They tested this new "Smart Architect" on two famous tricky shapes: a curved step and a hump on a wall.

• The Result: The new model fixed the swirling air problems much better than the old models.
• The Surprise: It performed almost as well as the "Black Box" AI (which is usually the most accurate), but with a huge bonus: It is transparent. We can look at the final equation and say, "Ah, I see! It adds extra viscosity when the rotation is high."

Does it Work on New Things? (Generalization)

The real test was: "If we teach it on a step and a hump, will it work on a totally different airplane wing?"

• They tested it on a Periodic Hill (a bumpy road for air), a Cube in the wind, and a complex High-Lift Airfoil (a wing with flaps).
• The Outcome: It worked beautifully. It predicted when the plane would stall (lose lift) much more accurately than before, without ruining the performance of the smooth parts of the wing.
• Why? Because the model learned the physics (the "why"), not just the shape (the "what").

Summary: Why This Matters

This paper presents a bridge between Data Science and Physics.

• Old Way: Fast but opaque (Black Box) or accurate but messy (Two-Step).
• New Way (FISR-EQL): Fast, accurate, and interpretable.

It gives engineers a tool that is as smart as a super-computer AI but as understandable as a high-school physics textbook. This means we can design safer, more efficient airplanes with confidence, knowing exactly why the computer made its predictions.

Technical Summary

1. Problem Statement

Traditional Reynolds-Averaged Navier-Stokes (RANS) turbulence models, such as the Shear-Stress-Transport (SST) model, suffer from "model inadequacy" due to simplified physical assumptions. This is particularly evident in complex flow regimes involving separation, where RANS models often underestimate Reynolds stress, leading to an overprediction of separation bubble sizes and poor reattachment predictions.

While data-driven approaches like Field Inversion and Machine Learning (FIML) have been proposed to correct these errors, they face significant limitations:

• Two-Stage Approaches (FIML-classic/FISR): These separate the process into inferring a spatial correction field and then fitting a model to it. This introduces objective mismatch, where the fitted model does not directly minimize the error in the governing equations, often leading to accumulated errors and numerical instability when deployed.
• Neural Network-Based End-to-End (FIML-direct): While these optimize the model directly within the PDE constraints, they rely on "black-box" neural networks. This lacks interpretability and often exhibits weaker generalization capabilities compared to symbolic expressions.
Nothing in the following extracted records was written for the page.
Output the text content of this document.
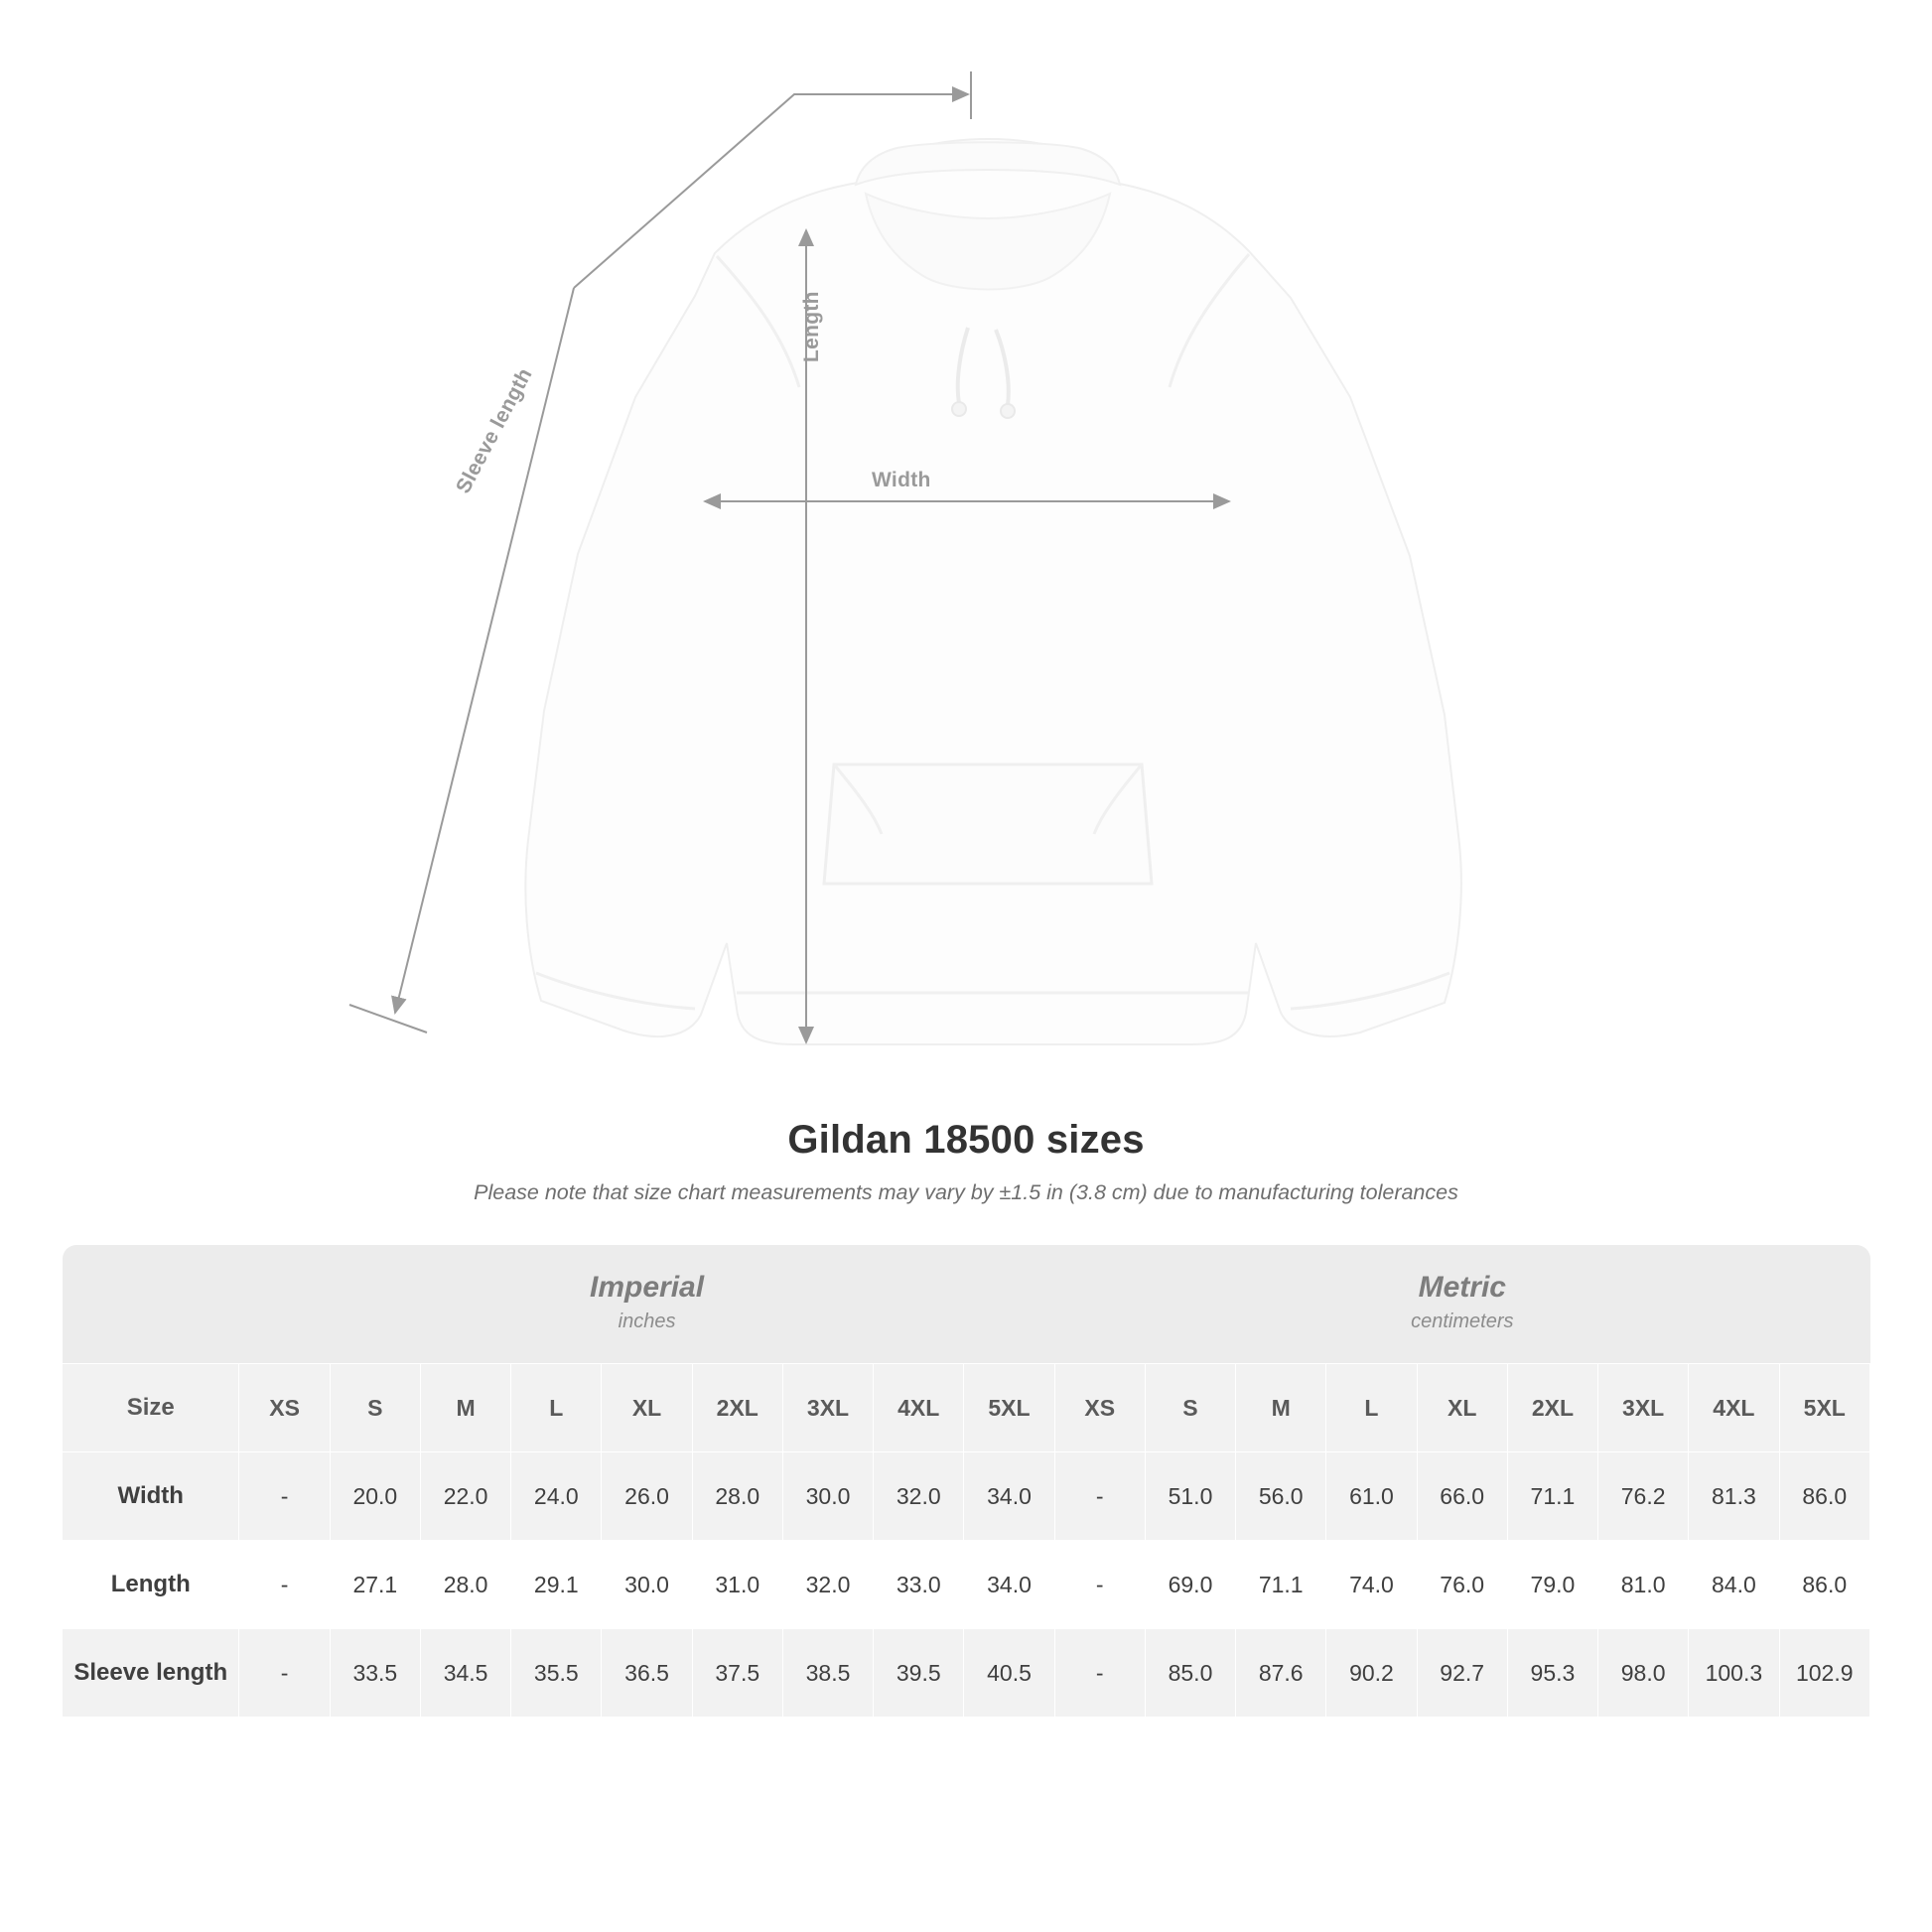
Length
Width
Sleeve length
Gildan 18500 sizes
Please note that size chart measurements may vary by ±1.5 in (3.8 cm) due to manufacturing tolerances

Imperial
inches

Metric
centimeters

Size	XS	S	M	L	XL	2XL	3XL	4XL	5XL	XS	S	M	L	XL	2XL	3XL	4XL	5XL
Width	-	20.0	22.0	24.0	26.0	28.0	30.0	32.0	34.0	-	51.0	56.0	61.0	66.0	71.1	76.2	81.3	86.0
Length	-	27.1	28.0	29.1	30.0	31.0	32.0	33.0	34.0	-	69.0	71.1	74.0	76.0	79.0	81.0	84.0	86.0
Sleeve length	-	33.5	34.5	35.5	36.5	37.5	38.5	39.5	40.5	-	85.0	87.6	90.2	92.7	95.3	98.0	100.3	102.9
The core challenge is to develop a turbulence correction framework that is end-to-end optimal (minimizing the PDE-constrained error directly), interpretable (yielding explicit analytical expressions), and generalizable across different flow configurations.
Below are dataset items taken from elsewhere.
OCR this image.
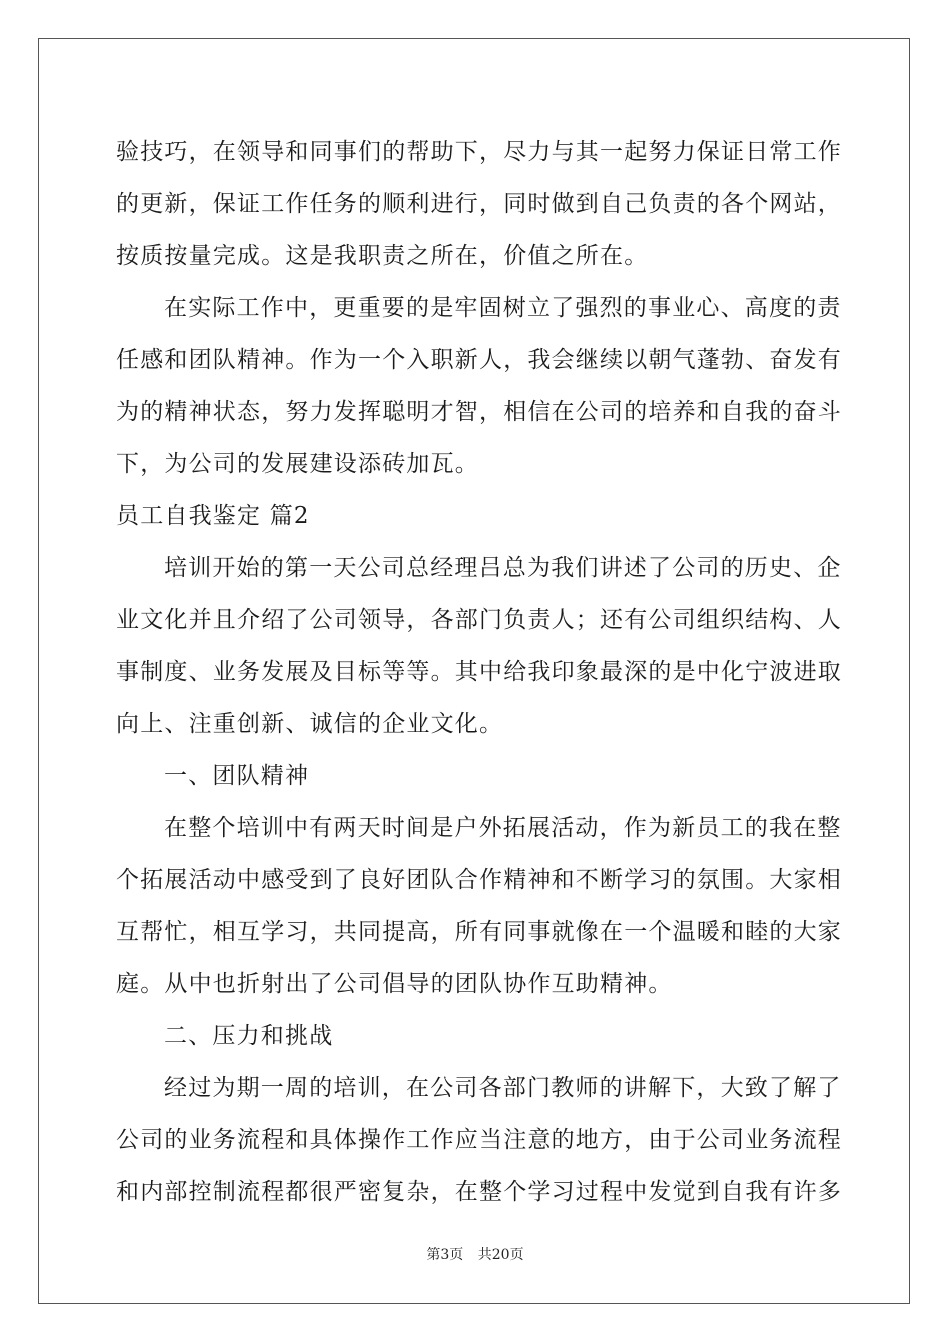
验技巧，在领导和同事们的帮助下，尽力与其一起努力保证日常工作
的更新，保证工作任务的顺利进行，同时做到自己负责的各个网站，
按质按量完成。这是我职责之所在，价值之所在。
在实际工作中，更重要的是牢固树立了强烈的事业心、高度的责
任感和团队精神。作为一个入职新人，我会继续以朝气蓬勃、奋发有
为的精神状态，努力发挥聪明才智，相信在公司的培养和自我的奋斗
下，为公司的发展建设添砖加瓦。
员工自我鉴定 篇2
培训开始的第一天公司总经理吕总为我们讲述了公司的历史、企
业文化并且介绍了公司领导，各部门负责人；还有公司组织结构、人
事制度、业务发展及目标等等。其中给我印象最深的是中化宁波进取
向上、注重创新、诚信的企业文化。
一、团队精神
在整个培训中有两天时间是户外拓展活动，作为新员工的我在整
个拓展活动中感受到了良好团队合作精神和不断学习的氛围。大家相
互帮忙，相互学习，共同提高，所有同事就像在一个温暖和睦的大家
庭。从中也折射出了公司倡导的团队协作互助精神。
二、压力和挑战
经过为期一周的培训，在公司各部门教师的讲解下，大致了解了
公司的业务流程和具体操作工作应当注意的地方，由于公司业务流程
和内部控制流程都很严密复杂，在整个学习过程中发觉到自我有许多
第3页 共20页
2. Methodology: FISR-EQL Framework

The authors propose FISR-EQL (Field Inversion Symbolic Regression with Embedded Equation Learner), a novel framework that embeds an Equation Learner (EQL) network directly into the field inversion process.

• Core Architecture:

  • Instead of a standard neural network with uniform activation functions (e.g., ReLU), the EQL uses a heterogeneous set of symbolic operators (unary: $id, \tanh, 1/(1+|x|)$; binary: multiplication).
  • The network takes local flow features (e.g., production-to-dissipation ratio $P/\epsilon$, vortex-based Reynolds number $Re_\omega$, tensor invariants $\lambda_2, \lambda_5$) as inputs and outputs a correction factor $\beta$.
  • This $\beta$ modifies the production term of the turbulent kinetic energy ($k$) in the SST model.
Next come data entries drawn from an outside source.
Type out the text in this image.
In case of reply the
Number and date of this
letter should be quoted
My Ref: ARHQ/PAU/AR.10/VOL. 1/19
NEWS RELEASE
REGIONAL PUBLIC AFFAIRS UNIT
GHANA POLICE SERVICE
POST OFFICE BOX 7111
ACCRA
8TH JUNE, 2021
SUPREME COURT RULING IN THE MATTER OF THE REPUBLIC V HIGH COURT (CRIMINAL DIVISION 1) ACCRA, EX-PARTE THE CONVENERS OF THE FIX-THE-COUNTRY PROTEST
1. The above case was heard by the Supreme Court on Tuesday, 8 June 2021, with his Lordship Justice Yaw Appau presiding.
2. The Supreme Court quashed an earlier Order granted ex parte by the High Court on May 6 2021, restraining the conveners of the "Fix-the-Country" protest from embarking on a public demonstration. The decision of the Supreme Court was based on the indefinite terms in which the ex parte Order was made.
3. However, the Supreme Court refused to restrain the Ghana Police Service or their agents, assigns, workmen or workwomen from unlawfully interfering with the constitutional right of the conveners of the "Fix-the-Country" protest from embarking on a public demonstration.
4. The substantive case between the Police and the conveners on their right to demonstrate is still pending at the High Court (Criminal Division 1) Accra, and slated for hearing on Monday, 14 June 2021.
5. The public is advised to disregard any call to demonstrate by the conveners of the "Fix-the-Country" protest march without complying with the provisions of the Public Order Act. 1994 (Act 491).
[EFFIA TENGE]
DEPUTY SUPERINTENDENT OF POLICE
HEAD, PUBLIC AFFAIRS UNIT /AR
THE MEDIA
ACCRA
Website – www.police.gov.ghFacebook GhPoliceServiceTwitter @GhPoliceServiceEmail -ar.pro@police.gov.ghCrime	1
• End-to-End Optimization:

  • The framework treats the EQL network parameters as design variables within a PDE-constrained optimization problem.
  • Using the discrete adjoint method (via the DAFoam solver), gradients of the objective function (mismatch between RANS and reference data) are computed directly with respect to the network parameters.
  • This eliminates the intermediate step of inferring a correction field, ensuring the final model directly minimizes the flow field error.

• Sparsity and Interpretability:

  • To ensure the resulting expression is compact and interpretable, the training process employs a three-phase strategy:
    1. Phase 1: Standard training with data misfit and $L_2$ regularization on the correction field.
    2. Phase 2: Introduction of $L_1$ regularization on network weights to enforce sparsity (driving weak connections to zero).
    3. Phase 3: Pruning of negligible branches and fine-tuning of the remaining parameters.
  • This process yields a sparse weight matrix from which a concise explicit analytical expression can be extracted.

• Shielding Mechanism:

  • A shielding function ($f_s$) is applied to ensure the correction is only active in separated shear layers and not in attached boundary layers, preserving the accuracy of skin-friction predictions.

3. Key Contributions

1. Unified Optimization: The paper introduces the first framework that combines the optimality of end-to-end FIML-direct with the interpretability of symbolic regression. It solves the "objective mismatch" problem inherent in two-stage methods.
2. Embedded Equation Learner: By replacing standard activation functions with symbolic operators within the adjoint-based inversion loop, the method enables the direct discovery of analytical correction terms.
3. Robust Generalization: The method demonstrates that a single, compact analytical expression derived from two training cases can generalize effectively to unseen, complex 3D and high-lift configurations without retraining.
4. Practical Deployability: Unlike black-box neural networks, the resulting explicit formulas are easy to implement in standard CFD solvers, ensuring stability and physical consistency.

4. Results

The framework was applied to the SST model and trained on two canonical separated flows: the Curved Backward-Facing Step (CBFS) and the NASA Hump.

• Training Performance:

  • The selected sparse expression achieved a reattachment location error of 0.28% (Hump) and 32.99% (CBFS) relative to the baseline SST error.
  • While FIML-direct (neural network) achieved slightly lower error on training data due to higher parameter capacity, FISR-EQL provided a clear analytical form.
  • The derived expression (e.g., involving terms like $\lambda_2$ and $Re_\omega$) physically correlates with shear layer characteristics, confirming interpretability.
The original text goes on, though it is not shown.